Wednesday, October 04, 2006

Thunderbirds are go!

We were going to lay off the Tories for a while – there is only so much a mere mortal can take – but Jeff Randall's comments on the shadow chancellor, Georgie Osborne, are unmissable. "Let's not be churlish," he writes:

Credit where credit is due. George Osborne gave a masterful display to the party faithful in Bournemouth yesterday - as the Scott Tracy of Conservative politics.

Tracy, you will recall, was the Thunderbirds puppet whose trademark colour was, yes, the palest of blues. Not only is Osborne a dead ringer for Tracy - dark hair, boyish, pouting lips - he also acts like him: a wooden performer, with someone else pulling the strings.
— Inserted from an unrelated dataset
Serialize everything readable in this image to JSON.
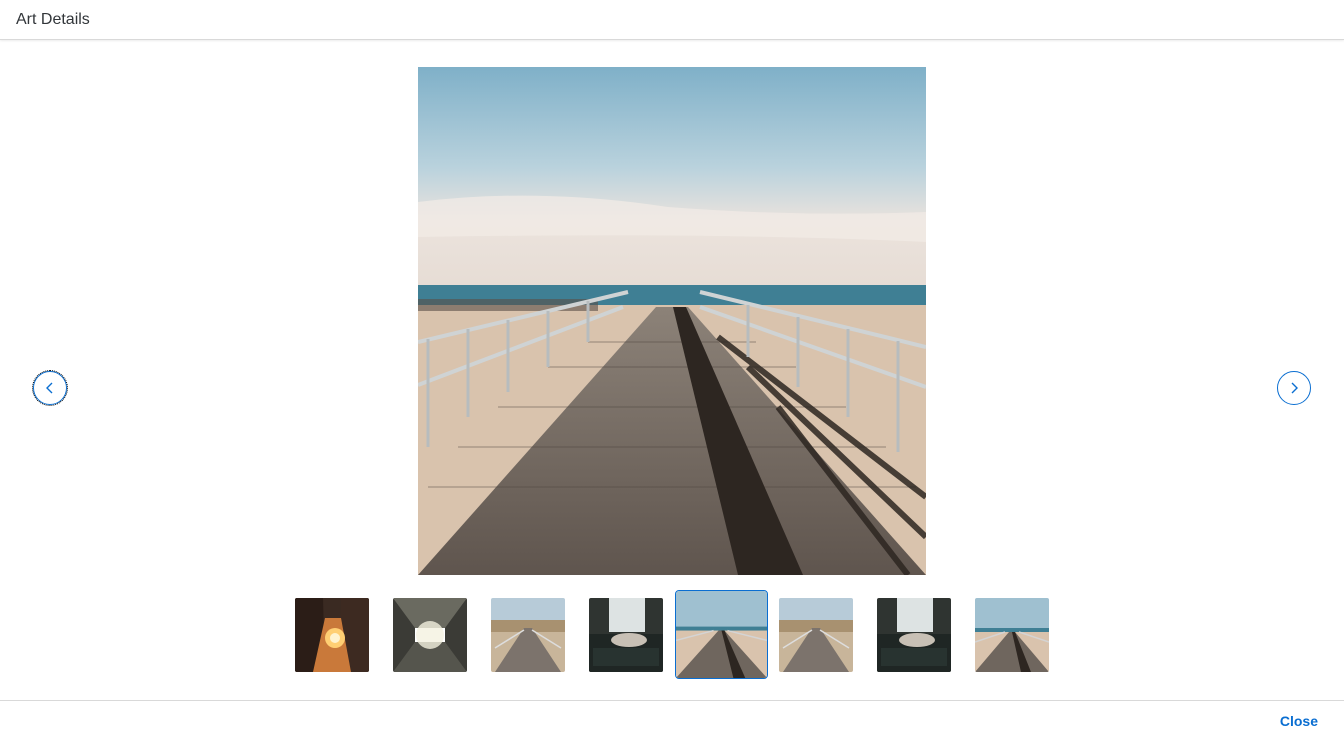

Osborne and Tracy are Oxford-educated thirtysomethings committed to saving us from disaster. Unfortunately, it's only by suspending disbelief on a Herculean scale that we can accept either as the real thing. One of the Thunderbirds episodes was Thirty Minutes After Noon, precisely the time at which Osborne began speaking yesterday. Spooky, eh? As Tracy, er sorry, Osborne hopped up on stage, I half expected the announcer to boom out: "Thunderbirds are go!"

Jokes aside, there is, of course, an important difference between Tracy and Osborne: one delivers a script that's written for him by an über-trendy television type with a talent for creating illusions; the other is a marionette.
Randall then goes on to note that the chief puppeteer is David Cameron, "a former executive at what is now ITV." In so doing, he (Randall) rather misses a trick. The Boy actually worked for Carlton Communication plc, of which Carlton International Media is a subsidiary company.

And who is the owner of the "Thunderbird" trademark? Why, Carlton International Media of course. One can now see where Camoron got his ideas for a shadow chancellor.